Deutschland hat Schritte unternommen. Das Verbot des Islamischen Zentrums Hamburg signalisierte die Bereitschaft, die Infrastruktur der Revolutionsgarden auf deutschem Boden zu konfrontieren. Der Verfassungsschutz stuft den iranischen Geheimdienst weiterhin als bedeutende Bedrohung ein. Einzelne Politiker haben sich klar positioniert. Aber die strukturelle Frage bleibt offen: Was bedeutet es für eine Demokratie, eine Diaspora-Gemeinschaft vor einem ausländischen autoritären Staat zu schützen, der familiäre Bindungen als Kontrollinstrument nutzt?

Es gibt keine politische Antwort auf diese Frage, die nicht zunächst erfordert, sie klar zu sehen. Und sie klar zu sehen heißt zu verstehen, dass für eine Iranerin in Berlin der Krieg in Teheran nicht auf der anderen Seite eines Bildschirms stattfindet. Er findet am anderen Ende eines Telefonats statt, das sie nicht führen kann.

Die Nachricht, die sie tippt und löscht

Sie hat die Nachricht heute Morgen viermal getippt. Dort steht: Maman, geht es dir gut? Vier Wörter auf Farsi, der einfachste denkbare Satz, der Satz, den jedes Kind schickt, wenn die Nachrichten schlecht sind. Sie tippt ihn, liest ihn, löscht ihn und tippt ihn erneut.

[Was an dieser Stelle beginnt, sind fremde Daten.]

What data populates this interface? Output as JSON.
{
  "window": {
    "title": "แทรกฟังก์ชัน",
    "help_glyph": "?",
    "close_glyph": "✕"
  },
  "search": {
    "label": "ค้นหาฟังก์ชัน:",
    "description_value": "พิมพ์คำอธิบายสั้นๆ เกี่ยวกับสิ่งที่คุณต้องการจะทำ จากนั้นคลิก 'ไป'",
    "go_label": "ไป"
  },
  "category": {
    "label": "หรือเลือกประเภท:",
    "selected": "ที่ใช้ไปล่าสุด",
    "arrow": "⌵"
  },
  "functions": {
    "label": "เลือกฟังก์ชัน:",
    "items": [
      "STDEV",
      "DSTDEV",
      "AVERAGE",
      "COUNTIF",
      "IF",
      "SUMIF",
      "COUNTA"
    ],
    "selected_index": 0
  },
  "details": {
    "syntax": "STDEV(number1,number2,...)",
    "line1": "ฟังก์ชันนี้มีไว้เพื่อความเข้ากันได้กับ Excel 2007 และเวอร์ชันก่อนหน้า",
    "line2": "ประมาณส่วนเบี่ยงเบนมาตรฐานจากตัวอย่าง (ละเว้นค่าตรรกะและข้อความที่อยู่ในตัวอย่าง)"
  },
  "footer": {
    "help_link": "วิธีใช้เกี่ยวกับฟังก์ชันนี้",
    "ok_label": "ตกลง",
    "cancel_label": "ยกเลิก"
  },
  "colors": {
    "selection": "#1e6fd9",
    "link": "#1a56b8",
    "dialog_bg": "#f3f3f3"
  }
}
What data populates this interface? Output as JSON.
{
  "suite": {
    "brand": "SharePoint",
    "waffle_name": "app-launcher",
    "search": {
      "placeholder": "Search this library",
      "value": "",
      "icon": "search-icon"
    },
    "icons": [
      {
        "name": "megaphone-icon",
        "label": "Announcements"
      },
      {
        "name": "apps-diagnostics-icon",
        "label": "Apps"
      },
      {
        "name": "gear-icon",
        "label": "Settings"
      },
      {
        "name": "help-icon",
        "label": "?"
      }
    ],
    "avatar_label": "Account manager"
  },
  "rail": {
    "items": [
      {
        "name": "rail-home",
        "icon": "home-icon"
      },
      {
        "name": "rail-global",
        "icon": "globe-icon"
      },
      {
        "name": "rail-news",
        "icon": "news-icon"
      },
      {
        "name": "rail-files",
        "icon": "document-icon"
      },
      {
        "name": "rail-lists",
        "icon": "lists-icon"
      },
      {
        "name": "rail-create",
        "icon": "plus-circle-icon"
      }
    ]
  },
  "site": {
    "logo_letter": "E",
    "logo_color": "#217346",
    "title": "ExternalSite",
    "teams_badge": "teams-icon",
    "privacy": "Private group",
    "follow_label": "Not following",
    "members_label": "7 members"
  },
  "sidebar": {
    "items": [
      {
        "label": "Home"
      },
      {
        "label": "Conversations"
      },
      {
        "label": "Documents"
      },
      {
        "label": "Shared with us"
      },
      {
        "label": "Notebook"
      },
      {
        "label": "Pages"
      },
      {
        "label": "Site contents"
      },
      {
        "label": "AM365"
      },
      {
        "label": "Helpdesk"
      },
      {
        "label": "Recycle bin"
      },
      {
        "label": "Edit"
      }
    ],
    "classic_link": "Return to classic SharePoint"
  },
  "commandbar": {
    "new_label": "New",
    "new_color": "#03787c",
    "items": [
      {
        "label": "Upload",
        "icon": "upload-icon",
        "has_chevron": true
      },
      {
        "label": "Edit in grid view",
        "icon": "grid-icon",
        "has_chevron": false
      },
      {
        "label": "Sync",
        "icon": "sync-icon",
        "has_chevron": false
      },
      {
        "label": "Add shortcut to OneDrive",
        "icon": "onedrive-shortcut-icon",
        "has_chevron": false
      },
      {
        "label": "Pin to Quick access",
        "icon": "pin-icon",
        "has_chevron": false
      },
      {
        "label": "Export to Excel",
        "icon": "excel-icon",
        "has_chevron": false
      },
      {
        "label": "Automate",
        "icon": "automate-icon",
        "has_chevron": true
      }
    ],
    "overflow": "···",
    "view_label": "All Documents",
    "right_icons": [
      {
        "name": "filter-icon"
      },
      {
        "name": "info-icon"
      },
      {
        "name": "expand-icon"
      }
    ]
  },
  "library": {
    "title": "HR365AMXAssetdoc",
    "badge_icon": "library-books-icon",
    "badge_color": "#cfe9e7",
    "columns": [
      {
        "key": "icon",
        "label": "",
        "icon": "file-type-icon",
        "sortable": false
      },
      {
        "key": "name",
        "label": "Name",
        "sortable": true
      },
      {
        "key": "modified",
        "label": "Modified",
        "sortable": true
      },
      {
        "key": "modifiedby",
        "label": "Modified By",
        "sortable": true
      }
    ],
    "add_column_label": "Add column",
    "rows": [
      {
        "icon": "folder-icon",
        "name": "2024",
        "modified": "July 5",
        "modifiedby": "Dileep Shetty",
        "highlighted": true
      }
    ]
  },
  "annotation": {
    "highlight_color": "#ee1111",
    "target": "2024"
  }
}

Die Nachricht ist nicht gefährlich. Ihr Inhalt ist banal. Aber ihr Zeitpunkt ist es nicht, denn das Letzte, was sie gepostet hat, war dieses schwarze Quadrat, und sie weiß nicht, ob die Verbindung zwischen ihrem Instagram und der Türklingel ihrer Mutter bereits hergestellt wurde, und sie weiß nicht, ob ein Anruf gerade jetzt als Sorge oder als Kontakt gelesen wird, und sie weiß nicht, sie weiß nicht, sie weiß nicht.

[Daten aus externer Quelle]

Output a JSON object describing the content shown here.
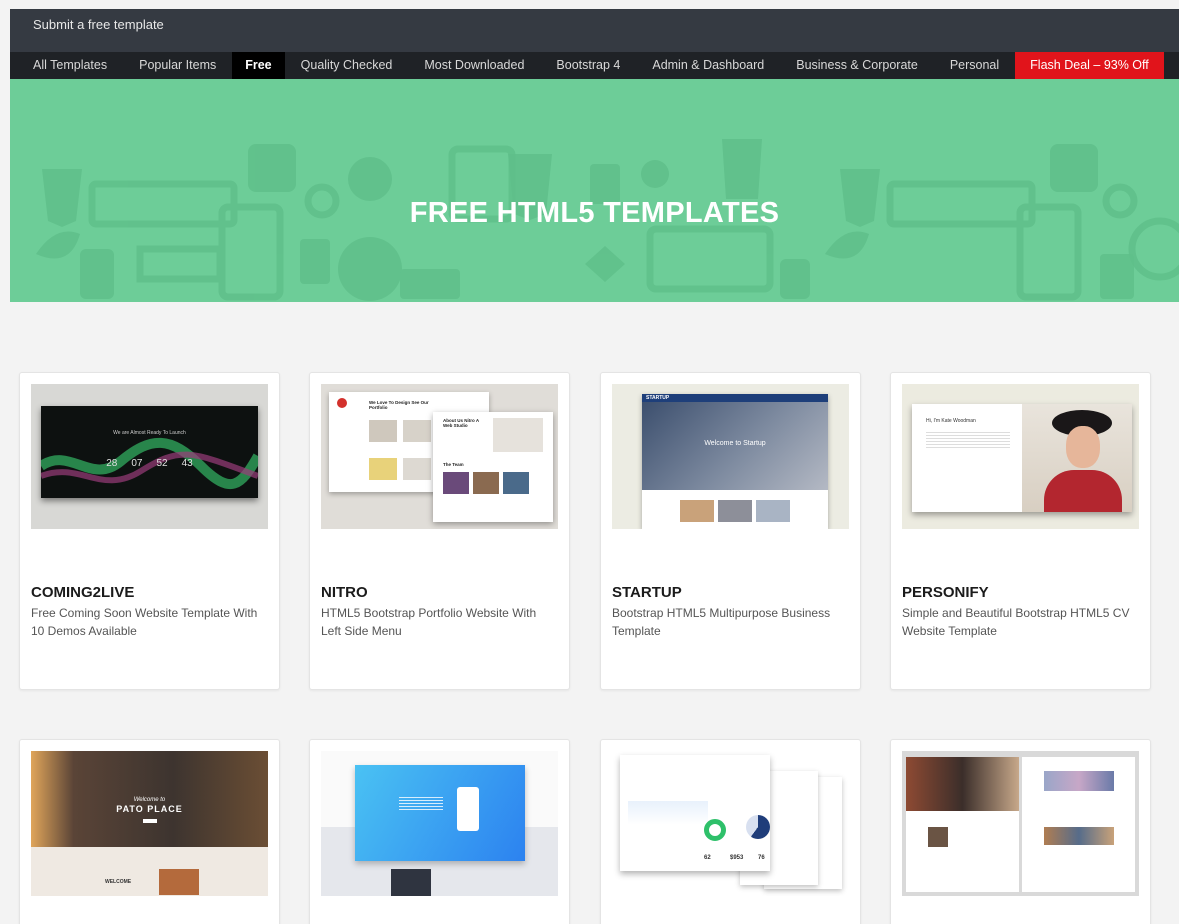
{
  "topbar": {
    "submit_label": "Submit a free template"
  },
  "nav": {
    "items": [
      "All Templates",
      "Popular Items",
      "Free",
      "Quality Checked",
      "Most Downloaded",
      "Bootstrap 4",
      "Admin & Dashboard",
      "Business & Corporate",
      "Personal",
      "Flash Deal – 93% Off"
    ],
    "active": "Free"
  },
  "hero": {
    "title": "FREE HTML5 TEMPLATES",
    "background": "#6dcd98"
  },
  "cards": [
    {
      "title": "COMING2LIVE",
      "desc": "Free Coming Soon Website Template With 10 Demos Available",
      "thumb": {
        "headline": "We are Almost Ready To Launch",
        "countdown": [
          "28",
          "07",
          "52",
          "43"
        ]
      }
    },
    {
      "title": "NITRO",
      "desc": "HTML5 Bootstrap Portfolio Website With Left Side Menu",
      "thumb": {
        "heading1": "We Love To Design See Our Portfolio",
        "heading2": "About Us Nitro A Web Studio",
        "heading3": "The Team"
      }
    },
    {
      "title": "STARTUP",
      "desc": "Bootstrap HTML5 Multipurpose Business Template",
      "thumb": {
        "brand": "STARTUP",
        "headline": "Welcome to Startup"
      }
    },
    {
      "title": "PERSONIFY",
      "desc": "Simple and Beautiful Bootstrap HTML5 CV Website Template",
      "thumb": {
        "headline": "Hi, I'm Kate Woodman"
      }
    },
    {
      "title": "",
      "desc": "",
      "thumb": {
        "line1": "Welcome to",
        "line2": "PATO PLACE",
        "section": "WELCOME"
      }
    },
    {
      "title": "",
      "desc": "",
      "thumb": {}
    },
    {
      "title": "",
      "desc": "",
      "thumb": {
        "stats": [
          "62",
          "$953",
          "76"
        ]
      }
    },
    {
      "title": "",
      "desc": "",
      "thumb": {}
    }
  ]
}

Sie legt das Telefon hin. Sie nimmt es auf. Sie tippt die Nachricht ein fünftes Mal. Sie schickt sie ab.

Die Lesebestätigung erscheint sechs Stunden später. Keine Antwort. Die Lesebestätigung ist die Antwort. Sie bedeutet: Ich lebe. Sie bedeutet: Ruf nicht an. Sie bedeutet etwas, das sich nicht übersetzen lässt von einer Verfassung in die andere, von einer Stadt in die andere, von einer Angst in die andere.

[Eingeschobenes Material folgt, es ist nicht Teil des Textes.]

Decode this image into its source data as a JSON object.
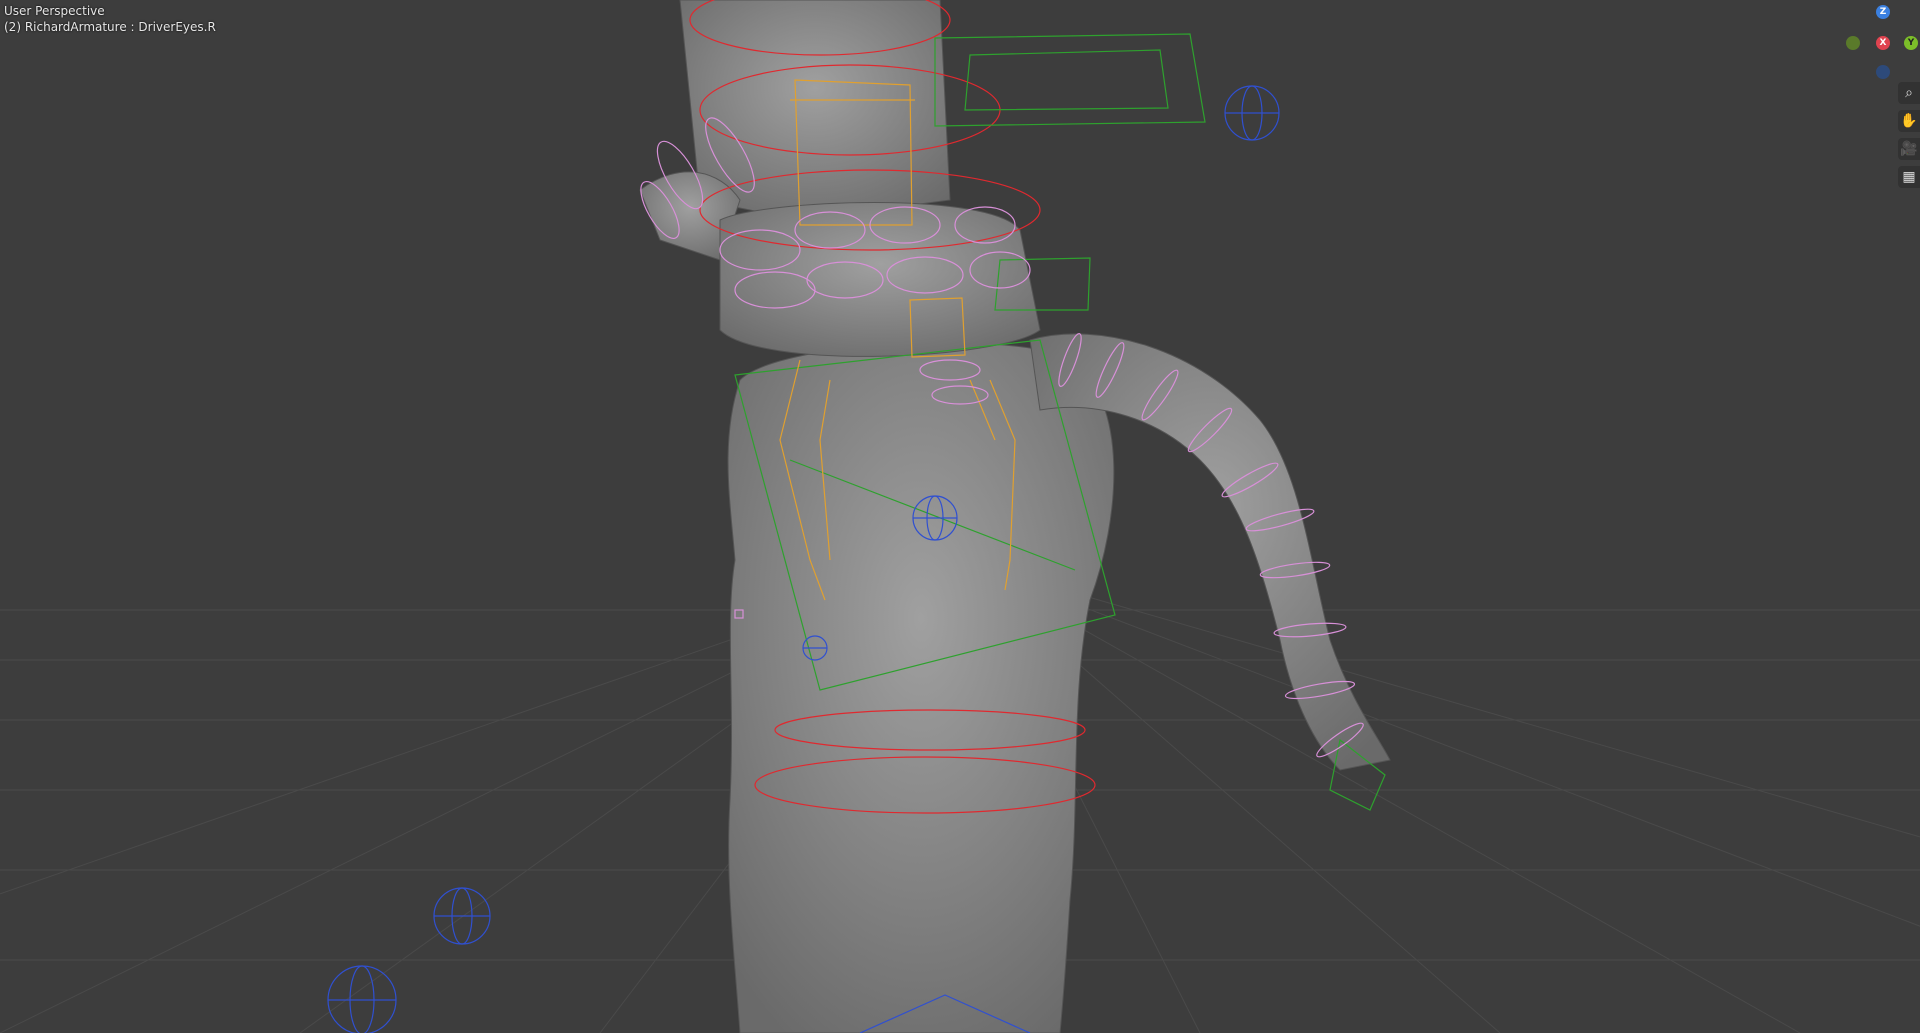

Das Telefon liegt auf dem Küchentisch in Berlin. In Teheran öffnet morgens die Apotheke. Zwischen diesen beiden Tatsachen halten 300.000 Menschen den Atem an.

Sources:

Bundesamt für Verfassungsschutz (BfV), Verfassungsschutzbericht 2024 und 2025. Berlin.

Bundesministerium des Innern und für Heimat, „Verbot des Islamischen Zentrums Hamburg," Pressemitteilung, Juli 2024.

Amnesty International, „Iran: Transnationale Repression gegen Diaspora-Gemeinschaften," Recherchebericht, 2025.

Iran Human Rights (IHR), „Familien als Geiseln: Transnationale Repression der iranischen Diaspora," Sonderbericht, 2025.

Human Rights Watch, „Wir leben in Angst: Überwachung und Drohungen gegen iranische Aktivisten im Ausland," 2023.

Freedom House, „Transnationale Repression: Iran," Länderbericht in der Reihe „Still Not Safe", 2024.

Deutsche Welle Farsi, fortlaufende Berichterstattung zu Diaspora-Überwachung und Einschüchterung, 2023-2026.

Reporter ohne Grenzen (RSF), „Iranischer Geheimdienst nimmt Journalisten im Exil ins Visier," 2025.

Bundesamt für Migration und Flüchtlinge (BAMF), Asyl- und Migrationsstatistiken, iranische Staatsangehörige, 2024.